Injuries to the ACJ are far more common in men in their early twenties, highlighting behavior as a pre-determining factor in ACJ injury. Young men are more commonly involved in sports and pastimes that will potentially lead to a traumatic ACJ injury. Sports such as football, rugby, motocross riding, mountain bike riding and combat fighting (judo, MMA, jujitsu) are sports where there exists a potential for traumatic ACJ injury.
The most common mechanisms of injury are direct falls onto the shoulder whereby the acromion is driven into the ground and the clavicle separates from the acromial attachment. This can happen in contact situations in football sports or falls off a bike whereby the rider lands on the shoulder.
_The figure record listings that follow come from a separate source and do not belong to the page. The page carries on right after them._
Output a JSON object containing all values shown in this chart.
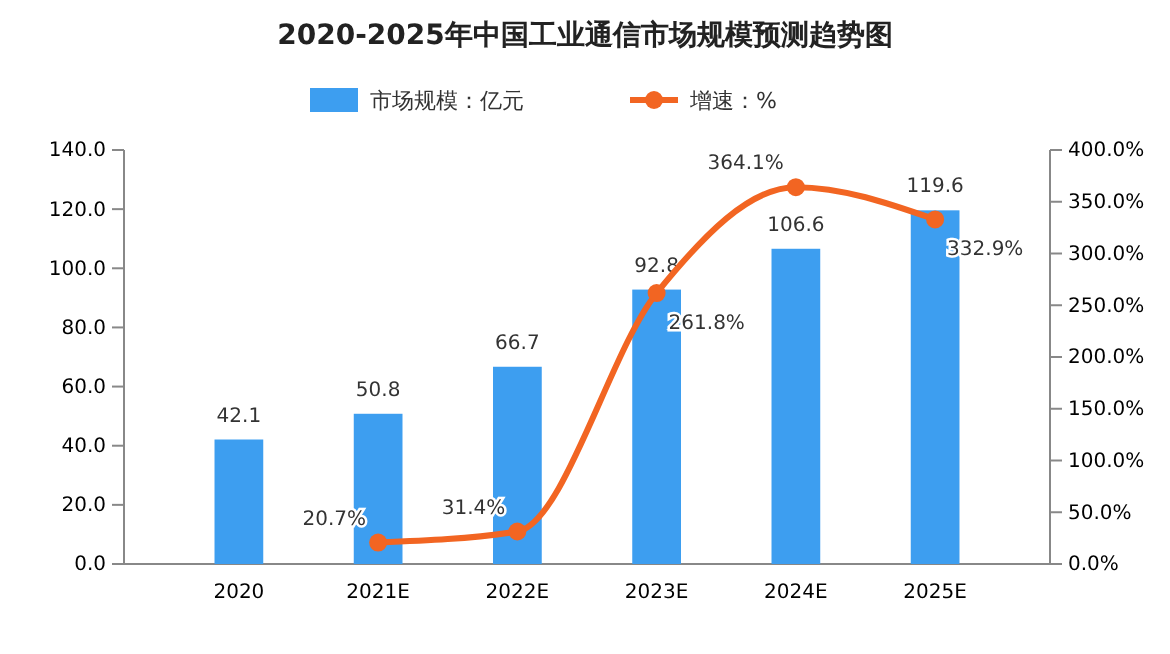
{
  "chart_data": {
    "type": "bar",
    "title": "2020-2025年中国工业通信市场规模预测趋势图",
    "categories": [
      "2020",
      "2021E",
      "2022E",
      "2023E",
      "2024E",
      "2025E"
    ],
    "series": [
      {
        "name": "市场规模：亿元",
        "color": "#3d9ef0",
        "values": [
          42.1,
          50.8,
          66.7,
          92.8,
          106.6,
          119.6
        ]
      },
      {
        "name": "增速：%",
        "type": "line",
        "axis": "y2",
        "color": "#f26522",
        "marker": "circle",
        "values": [
          null,
          20.7,
          31.4,
          261.8,
          364.1,
          332.9
        ],
        "value_labels": [
          null,
          "20.7%",
          "31.4%",
          "261.8%",
          "364.1%",
          "332.9%"
        ]
      }
    ],
    "ylim": [
      0,
      140
    ],
    "yticks": [
      {
        "value": 0,
        "label": "0.0"
      },
      {
        "value": 20,
        "label": "20.0"
      },
      {
        "value": 40,
        "label": "40.0"
      },
      {
        "value": 60,
        "label": "60.0"
      },
      {
        "value": 80,
        "label": "80.0"
      },
      {
        "value": 100,
        "label": "100.0"
      },
      {
        "value": 120,
        "label": "120.0"
      },
      {
        "value": 140,
        "label": "140.0"
      }
    ],
    "y2lim": [
      0,
      400
    ],
    "y2ticks": [
      {
        "value": 0,
        "label": "0.0%"
      },
      {
        "value": 50,
        "label": "50.0%"
      },
      {
        "value": 100,
        "label": "100.0%"
      },
      {
        "value": 150,
        "label": "150.0%"
      },
      {
        "value": 200,
        "label": "200.0%"
      },
      {
        "value": 250,
        "label": "250.0%"
      },
      {
        "value": 300,
        "label": "300.0%"
      },
      {
        "value": 350,
        "label": "350.0%"
      },
      {
        "value": 400,
        "label": "400.0%"
      }
    ],
    "data_labels": true,
    "legend": "top",
    "grid": false
  }
}
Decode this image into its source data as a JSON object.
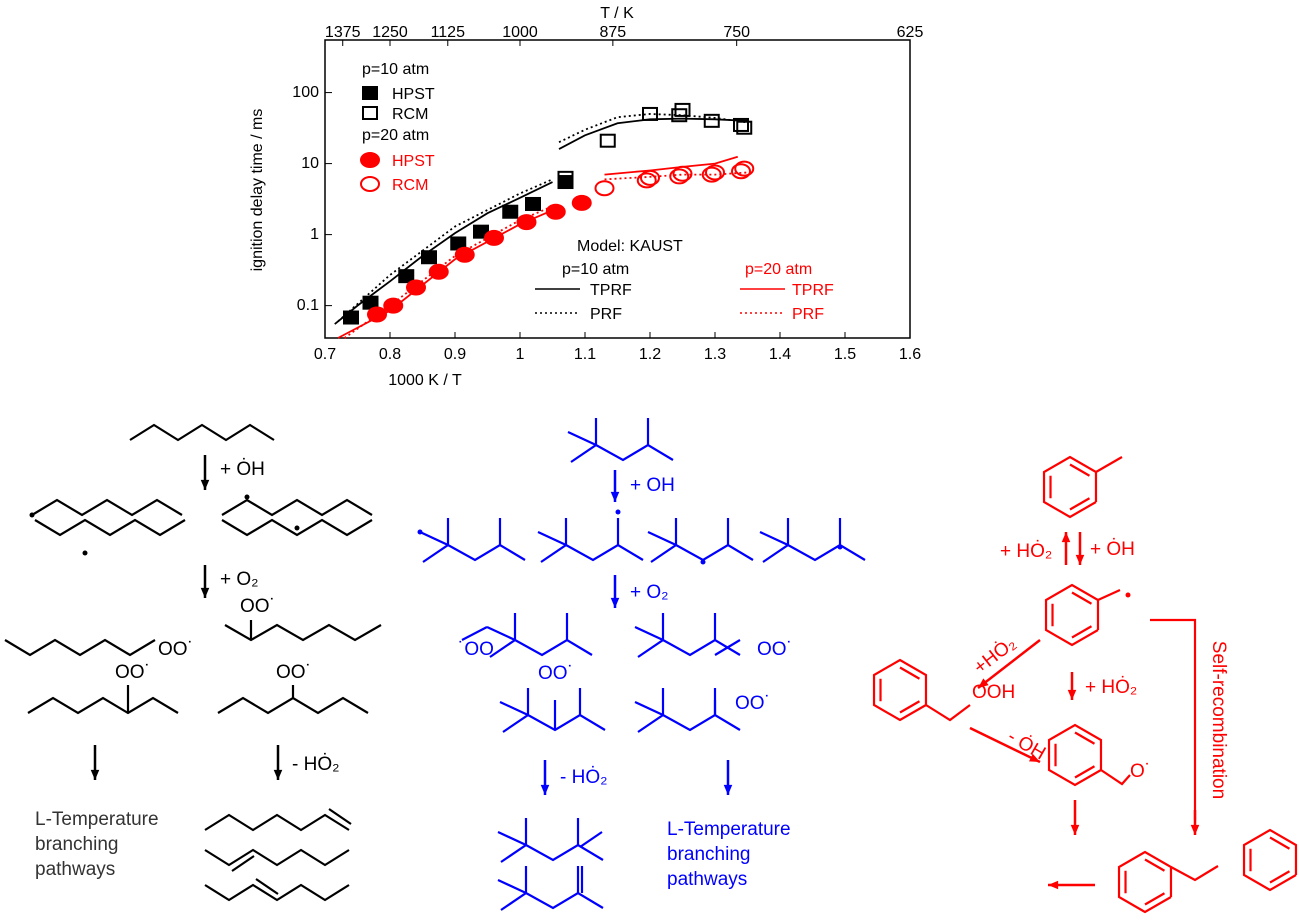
{
  "chart_data": {
    "type": "scatter",
    "xlabel": "1000 K / T",
    "ylabel": "ignition delay time / ms",
    "x2label": "T / K",
    "xlim": [
      0.7,
      1.6
    ],
    "xticks": [
      0.7,
      0.8,
      0.9,
      1.0,
      1.1,
      1.2,
      1.3,
      1.4,
      1.5,
      1.6
    ],
    "ylim": [
      0.035,
      550
    ],
    "yscale": "log",
    "yticks": [
      0.1,
      1,
      10,
      100
    ],
    "x2scale": "reciprocal",
    "x2ticks": [
      1375,
      1250,
      1125,
      1000,
      875,
      750,
      625
    ],
    "legend_titles": [
      "p=10 atm",
      "p=20 atm",
      "Model: KAUST",
      "p=10 atm",
      "p=20 atm"
    ],
    "series": [
      {
        "name": "HPST",
        "color": "#000000",
        "marker": "square",
        "filled": true,
        "x": [
          0.74,
          0.77,
          0.825,
          0.86,
          0.905,
          0.94,
          0.985,
          1.02,
          1.07
        ],
        "values": [
          0.068,
          0.11,
          0.26,
          0.48,
          0.75,
          1.1,
          2.1,
          2.7,
          5.5
        ]
      },
      {
        "name": "RCM",
        "color": "#000000",
        "marker": "square",
        "filled": false,
        "x": [
          1.07,
          1.135,
          1.2,
          1.245,
          1.25,
          1.295,
          1.34,
          1.345
        ],
        "values": [
          6.3,
          21,
          50,
          48,
          57,
          40,
          35,
          32
        ]
      },
      {
        "name": "HPST",
        "color": "#ff0000",
        "marker": "ellipse",
        "filled": true,
        "x": [
          0.78,
          0.805,
          0.84,
          0.875,
          0.915,
          0.96,
          1.01,
          1.055,
          1.095
        ],
        "values": [
          0.075,
          0.1,
          0.18,
          0.3,
          0.52,
          0.9,
          1.5,
          2.1,
          2.8
        ]
      },
      {
        "name": "RCM",
        "color": "#ff0000",
        "marker": "ellipse",
        "filled": false,
        "x": [
          1.13,
          1.195,
          1.2,
          1.245,
          1.25,
          1.295,
          1.3,
          1.34,
          1.345
        ],
        "values": [
          4.5,
          5.8,
          6.3,
          6.6,
          7.2,
          7,
          7.5,
          7.8,
          8.5
        ]
      },
      {
        "name": "TPRF",
        "color": "#000000",
        "dash": false,
        "x": [
          0.715,
          0.75,
          0.8,
          0.85,
          0.9,
          0.95,
          1.0,
          1.05,
          null,
          1.06,
          1.1,
          1.15,
          1.2,
          1.25,
          1.3,
          1.35
        ],
        "values": [
          0.055,
          0.1,
          0.22,
          0.5,
          1.05,
          2,
          3.3,
          5.5,
          null,
          16,
          25,
          37,
          42,
          43,
          42,
          40
        ]
      },
      {
        "name": "PRF",
        "color": "#000000",
        "dash": true,
        "x": [
          0.72,
          0.8,
          0.9,
          1.0,
          1.05,
          null,
          1.06,
          1.1,
          1.15,
          1.2,
          1.25,
          1.3,
          1.35
        ],
        "values": [
          0.06,
          0.27,
          1.3,
          3.8,
          6,
          null,
          20,
          30,
          45,
          50,
          48,
          44,
          38
        ]
      },
      {
        "name": "TPRF",
        "color": "#ff0000",
        "dash": false,
        "x": [
          0.72,
          0.8,
          0.9,
          1.0,
          1.05,
          null,
          1.13,
          1.2,
          1.25,
          1.3,
          1.335
        ],
        "values": [
          0.035,
          0.085,
          0.45,
          1.4,
          2.2,
          null,
          7,
          8,
          9,
          10,
          12.5
        ]
      },
      {
        "name": "PRF",
        "color": "#ff0000",
        "dash": true,
        "x": [
          0.73,
          0.8,
          0.9,
          1.0,
          1.05,
          null,
          1.13,
          1.2,
          1.25,
          1.3,
          1.35
        ],
        "values": [
          0.035,
          0.1,
          0.5,
          1.6,
          2.5,
          null,
          6,
          6.5,
          7,
          7,
          7.5
        ]
      }
    ]
  },
  "diagram": {
    "left": {
      "steps": [
        "+ ȮH",
        "+ O₂",
        "- HȮ₂"
      ],
      "peroxy": [
        "OO˙",
        "OO˙",
        "OO˙",
        "OO˙"
      ],
      "outcome": [
        "L-Temperature",
        "branching",
        "pathways"
      ]
    },
    "middle": {
      "steps": [
        "+ OH",
        "+ O₂",
        "- HȮ₂"
      ],
      "peroxy": [
        "˙OO",
        "OO˙",
        "OO˙",
        "OO˙"
      ],
      "outcome": [
        "L-Temperature",
        "branching",
        "pathways"
      ]
    },
    "right": {
      "reagents": [
        "+ HȮ₂",
        "+ ȮH",
        "+HȮ₂",
        "+ HȮ₂",
        "- ȮH"
      ],
      "groups": [
        "OOH",
        "O˙"
      ],
      "label": "Self-recombination"
    }
  }
}
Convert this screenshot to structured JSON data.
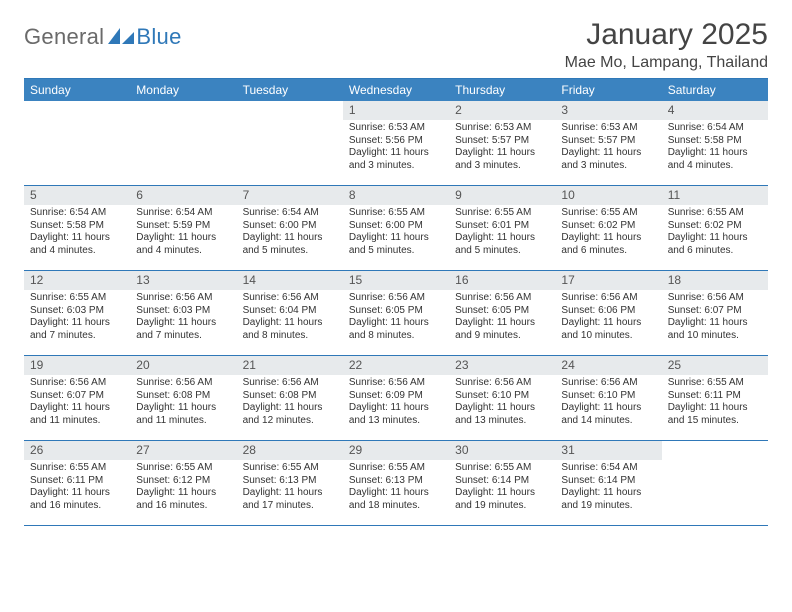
{
  "brand": {
    "general": "General",
    "blue": "Blue"
  },
  "title": {
    "month": "January 2025",
    "location": "Mae Mo, Lampang, Thailand"
  },
  "colors": {
    "accent": "#2f78b8",
    "header_bg": "#3b83c0",
    "header_text": "#ffffff",
    "daynum_bg": "#e7eaec",
    "text": "#333333",
    "logo_gray": "#6a6a6a"
  },
  "weekdays": [
    "Sunday",
    "Monday",
    "Tuesday",
    "Wednesday",
    "Thursday",
    "Friday",
    "Saturday"
  ],
  "weeks": [
    [
      {
        "n": "",
        "lines": []
      },
      {
        "n": "",
        "lines": []
      },
      {
        "n": "",
        "lines": []
      },
      {
        "n": "1",
        "lines": [
          "Sunrise: 6:53 AM",
          "Sunset: 5:56 PM",
          "Daylight: 11 hours and 3 minutes."
        ]
      },
      {
        "n": "2",
        "lines": [
          "Sunrise: 6:53 AM",
          "Sunset: 5:57 PM",
          "Daylight: 11 hours and 3 minutes."
        ]
      },
      {
        "n": "3",
        "lines": [
          "Sunrise: 6:53 AM",
          "Sunset: 5:57 PM",
          "Daylight: 11 hours and 3 minutes."
        ]
      },
      {
        "n": "4",
        "lines": [
          "Sunrise: 6:54 AM",
          "Sunset: 5:58 PM",
          "Daylight: 11 hours and 4 minutes."
        ]
      }
    ],
    [
      {
        "n": "5",
        "lines": [
          "Sunrise: 6:54 AM",
          "Sunset: 5:58 PM",
          "Daylight: 11 hours and 4 minutes."
        ]
      },
      {
        "n": "6",
        "lines": [
          "Sunrise: 6:54 AM",
          "Sunset: 5:59 PM",
          "Daylight: 11 hours and 4 minutes."
        ]
      },
      {
        "n": "7",
        "lines": [
          "Sunrise: 6:54 AM",
          "Sunset: 6:00 PM",
          "Daylight: 11 hours and 5 minutes."
        ]
      },
      {
        "n": "8",
        "lines": [
          "Sunrise: 6:55 AM",
          "Sunset: 6:00 PM",
          "Daylight: 11 hours and 5 minutes."
        ]
      },
      {
        "n": "9",
        "lines": [
          "Sunrise: 6:55 AM",
          "Sunset: 6:01 PM",
          "Daylight: 11 hours and 5 minutes."
        ]
      },
      {
        "n": "10",
        "lines": [
          "Sunrise: 6:55 AM",
          "Sunset: 6:02 PM",
          "Daylight: 11 hours and 6 minutes."
        ]
      },
      {
        "n": "11",
        "lines": [
          "Sunrise: 6:55 AM",
          "Sunset: 6:02 PM",
          "Daylight: 11 hours and 6 minutes."
        ]
      }
    ],
    [
      {
        "n": "12",
        "lines": [
          "Sunrise: 6:55 AM",
          "Sunset: 6:03 PM",
          "Daylight: 11 hours and 7 minutes."
        ]
      },
      {
        "n": "13",
        "lines": [
          "Sunrise: 6:56 AM",
          "Sunset: 6:03 PM",
          "Daylight: 11 hours and 7 minutes."
        ]
      },
      {
        "n": "14",
        "lines": [
          "Sunrise: 6:56 AM",
          "Sunset: 6:04 PM",
          "Daylight: 11 hours and 8 minutes."
        ]
      },
      {
        "n": "15",
        "lines": [
          "Sunrise: 6:56 AM",
          "Sunset: 6:05 PM",
          "Daylight: 11 hours and 8 minutes."
        ]
      },
      {
        "n": "16",
        "lines": [
          "Sunrise: 6:56 AM",
          "Sunset: 6:05 PM",
          "Daylight: 11 hours and 9 minutes."
        ]
      },
      {
        "n": "17",
        "lines": [
          "Sunrise: 6:56 AM",
          "Sunset: 6:06 PM",
          "Daylight: 11 hours and 10 minutes."
        ]
      },
      {
        "n": "18",
        "lines": [
          "Sunrise: 6:56 AM",
          "Sunset: 6:07 PM",
          "Daylight: 11 hours and 10 minutes."
        ]
      }
    ],
    [
      {
        "n": "19",
        "lines": [
          "Sunrise: 6:56 AM",
          "Sunset: 6:07 PM",
          "Daylight: 11 hours and 11 minutes."
        ]
      },
      {
        "n": "20",
        "lines": [
          "Sunrise: 6:56 AM",
          "Sunset: 6:08 PM",
          "Daylight: 11 hours and 11 minutes."
        ]
      },
      {
        "n": "21",
        "lines": [
          "Sunrise: 6:56 AM",
          "Sunset: 6:08 PM",
          "Daylight: 11 hours and 12 minutes."
        ]
      },
      {
        "n": "22",
        "lines": [
          "Sunrise: 6:56 AM",
          "Sunset: 6:09 PM",
          "Daylight: 11 hours and 13 minutes."
        ]
      },
      {
        "n": "23",
        "lines": [
          "Sunrise: 6:56 AM",
          "Sunset: 6:10 PM",
          "Daylight: 11 hours and 13 minutes."
        ]
      },
      {
        "n": "24",
        "lines": [
          "Sunrise: 6:56 AM",
          "Sunset: 6:10 PM",
          "Daylight: 11 hours and 14 minutes."
        ]
      },
      {
        "n": "25",
        "lines": [
          "Sunrise: 6:55 AM",
          "Sunset: 6:11 PM",
          "Daylight: 11 hours and 15 minutes."
        ]
      }
    ],
    [
      {
        "n": "26",
        "lines": [
          "Sunrise: 6:55 AM",
          "Sunset: 6:11 PM",
          "Daylight: 11 hours and 16 minutes."
        ]
      },
      {
        "n": "27",
        "lines": [
          "Sunrise: 6:55 AM",
          "Sunset: 6:12 PM",
          "Daylight: 11 hours and 16 minutes."
        ]
      },
      {
        "n": "28",
        "lines": [
          "Sunrise: 6:55 AM",
          "Sunset: 6:13 PM",
          "Daylight: 11 hours and 17 minutes."
        ]
      },
      {
        "n": "29",
        "lines": [
          "Sunrise: 6:55 AM",
          "Sunset: 6:13 PM",
          "Daylight: 11 hours and 18 minutes."
        ]
      },
      {
        "n": "30",
        "lines": [
          "Sunrise: 6:55 AM",
          "Sunset: 6:14 PM",
          "Daylight: 11 hours and 19 minutes."
        ]
      },
      {
        "n": "31",
        "lines": [
          "Sunrise: 6:54 AM",
          "Sunset: 6:14 PM",
          "Daylight: 11 hours and 19 minutes."
        ]
      },
      {
        "n": "",
        "lines": []
      }
    ]
  ]
}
When the acromion contacts the ground, a downward displacement of the clavicle is primarily resisted through an interlocking of the sternoclavicular ligaments (Bearn 1967). The clavicle remains in its normal anatomic position, and the scapula and shoulder girdle are driven inferiorly. The result, then, of a downward force being applied to the superior aspect of the acromion is either give-way of the AC and CC ligaments or clavicle fracture. There may be an additional anteroposterior direction to the force. If the downward force continues, tears of the deltoid and trapezius muscle attachments occur from the clavicle, as well as ruptures of the CC ligament. With severe force, the skin overlying the AC joint can also be disrupted. In the rare type VI injury to the AC joint, a different mechanism of injury is responsible. A severe direct force onto the superior surface of the distal clavicle, along with abduction of the arm and retraction of the scapula, has been described. The clavicle is driven inferiorly, where it lodges beneath either the acromion or the coracoid.
Indirectly, a fall onto an outstretched arm may force the humeral head to push up against the acromion, thus resulting in an ACJ separation. This is known as an indirect injury. These types of injuries only affect the AC ligaments and the CC ligaments remain intact.